I could take the silent treatment even though hated it with every part of my being. When ex H did it to toddler DS it was so cruel, and my brain tied itself in knots trying to see his point of view. Madness.

It takes up so much space in your head. I can actually think about other things now, such a tiny simple thing but so pleasurable.

betweenmarchandmay · 23/01/2015 19:59

Because you can be controlling without being abusive in a way that's recognised by ss. Don't be pedantic - you know what I mean.

Children are 7 and 9 months.

OP posts:
NeedsAsockamnesty · 23/01/2015 20:47

That's shockingly irresponsible and wrong woowoo22

Supervised contact is unusual unless pretty serious documented abuse has happened.

Even then the norm is supervised for approx 6 months then unsupervised unless something goes wrong obviously there are exceptions but the goal unless its to dangerous is always promptly heading towards unsupervised

AHatAHatMyKingdomForAHat · 23/01/2015 20:59

No, really, I didn't mean to be pedantic, what I meant was, if you really believe he is potentially so damaging to them then there are loads of ways you could make it so he can't hurt them.
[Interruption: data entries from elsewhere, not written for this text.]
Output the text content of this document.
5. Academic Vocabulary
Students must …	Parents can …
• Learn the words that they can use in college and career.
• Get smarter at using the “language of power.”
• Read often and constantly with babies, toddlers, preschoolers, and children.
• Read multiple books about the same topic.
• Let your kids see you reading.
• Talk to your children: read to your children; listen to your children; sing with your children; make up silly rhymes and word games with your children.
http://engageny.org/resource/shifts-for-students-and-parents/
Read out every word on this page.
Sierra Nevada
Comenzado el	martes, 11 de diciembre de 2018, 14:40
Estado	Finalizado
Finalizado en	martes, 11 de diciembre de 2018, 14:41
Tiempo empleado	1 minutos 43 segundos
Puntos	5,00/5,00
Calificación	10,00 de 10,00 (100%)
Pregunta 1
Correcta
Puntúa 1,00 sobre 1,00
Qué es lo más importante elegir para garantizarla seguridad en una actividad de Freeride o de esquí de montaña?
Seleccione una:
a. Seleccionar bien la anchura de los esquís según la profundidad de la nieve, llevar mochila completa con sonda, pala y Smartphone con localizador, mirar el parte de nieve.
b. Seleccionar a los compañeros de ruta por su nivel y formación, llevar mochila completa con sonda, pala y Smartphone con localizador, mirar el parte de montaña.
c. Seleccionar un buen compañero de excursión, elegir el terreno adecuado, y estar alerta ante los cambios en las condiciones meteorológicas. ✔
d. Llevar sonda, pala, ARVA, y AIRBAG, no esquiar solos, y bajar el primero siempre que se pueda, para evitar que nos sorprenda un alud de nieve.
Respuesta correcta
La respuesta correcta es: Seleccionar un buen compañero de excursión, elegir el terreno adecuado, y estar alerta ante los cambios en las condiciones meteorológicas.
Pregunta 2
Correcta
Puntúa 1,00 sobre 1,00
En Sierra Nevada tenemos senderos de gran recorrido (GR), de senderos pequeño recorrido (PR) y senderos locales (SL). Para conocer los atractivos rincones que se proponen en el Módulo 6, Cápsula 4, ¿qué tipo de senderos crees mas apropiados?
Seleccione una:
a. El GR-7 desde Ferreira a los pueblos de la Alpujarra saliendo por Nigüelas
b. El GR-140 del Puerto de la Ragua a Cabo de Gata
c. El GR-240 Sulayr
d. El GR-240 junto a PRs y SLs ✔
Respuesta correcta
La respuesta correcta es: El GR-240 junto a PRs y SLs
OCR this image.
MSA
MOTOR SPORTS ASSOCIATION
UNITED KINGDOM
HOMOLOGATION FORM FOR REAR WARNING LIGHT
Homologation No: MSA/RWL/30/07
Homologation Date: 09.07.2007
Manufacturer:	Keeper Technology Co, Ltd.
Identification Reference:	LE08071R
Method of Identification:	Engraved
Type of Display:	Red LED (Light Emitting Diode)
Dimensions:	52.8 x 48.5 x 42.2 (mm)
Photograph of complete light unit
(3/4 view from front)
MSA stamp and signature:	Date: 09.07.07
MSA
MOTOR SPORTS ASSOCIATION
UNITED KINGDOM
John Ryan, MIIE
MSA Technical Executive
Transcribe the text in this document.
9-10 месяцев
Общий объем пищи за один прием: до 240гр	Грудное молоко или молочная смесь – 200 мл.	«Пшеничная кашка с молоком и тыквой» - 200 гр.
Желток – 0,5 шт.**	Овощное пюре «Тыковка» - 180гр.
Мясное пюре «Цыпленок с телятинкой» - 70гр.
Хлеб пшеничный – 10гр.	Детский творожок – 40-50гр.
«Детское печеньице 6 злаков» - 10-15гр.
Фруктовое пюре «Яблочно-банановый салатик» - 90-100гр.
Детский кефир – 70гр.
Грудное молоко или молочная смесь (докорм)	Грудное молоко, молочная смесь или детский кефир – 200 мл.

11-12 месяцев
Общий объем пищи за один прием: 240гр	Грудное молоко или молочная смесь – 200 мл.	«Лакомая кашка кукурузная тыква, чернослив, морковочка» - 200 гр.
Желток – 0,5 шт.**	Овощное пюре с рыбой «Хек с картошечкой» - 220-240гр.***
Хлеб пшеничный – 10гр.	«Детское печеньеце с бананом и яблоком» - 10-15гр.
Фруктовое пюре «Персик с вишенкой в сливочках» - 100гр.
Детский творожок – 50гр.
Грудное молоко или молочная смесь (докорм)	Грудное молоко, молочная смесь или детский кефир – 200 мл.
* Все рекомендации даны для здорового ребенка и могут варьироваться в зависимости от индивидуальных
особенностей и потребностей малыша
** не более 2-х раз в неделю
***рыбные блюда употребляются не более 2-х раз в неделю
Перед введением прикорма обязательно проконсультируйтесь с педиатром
Living under the same roof wouldn't be top of the list. I mean, you can't even stop him abusing yourself yet never mind two other people. Off the top of my head you could move to the other end of the country, move to another country, refuse contact and let him take you to court.

How much solo childcare does he do now? Very little I suspect? Standard procedure is that he stops contact himself pretty quickly because he doesn't like looking after his children.

Did you read that Stockholm Syndrome link?

Might be useful information to aid your thinking if you are using the line "I can keep us safer with the abuser".

woowoo22 · 23/01/2015 20:59

Whats shockingly irresponsible and wrong????

woowoo22 · 23/01/2015 21:01

The OP herself said she needs to protect the kids from him.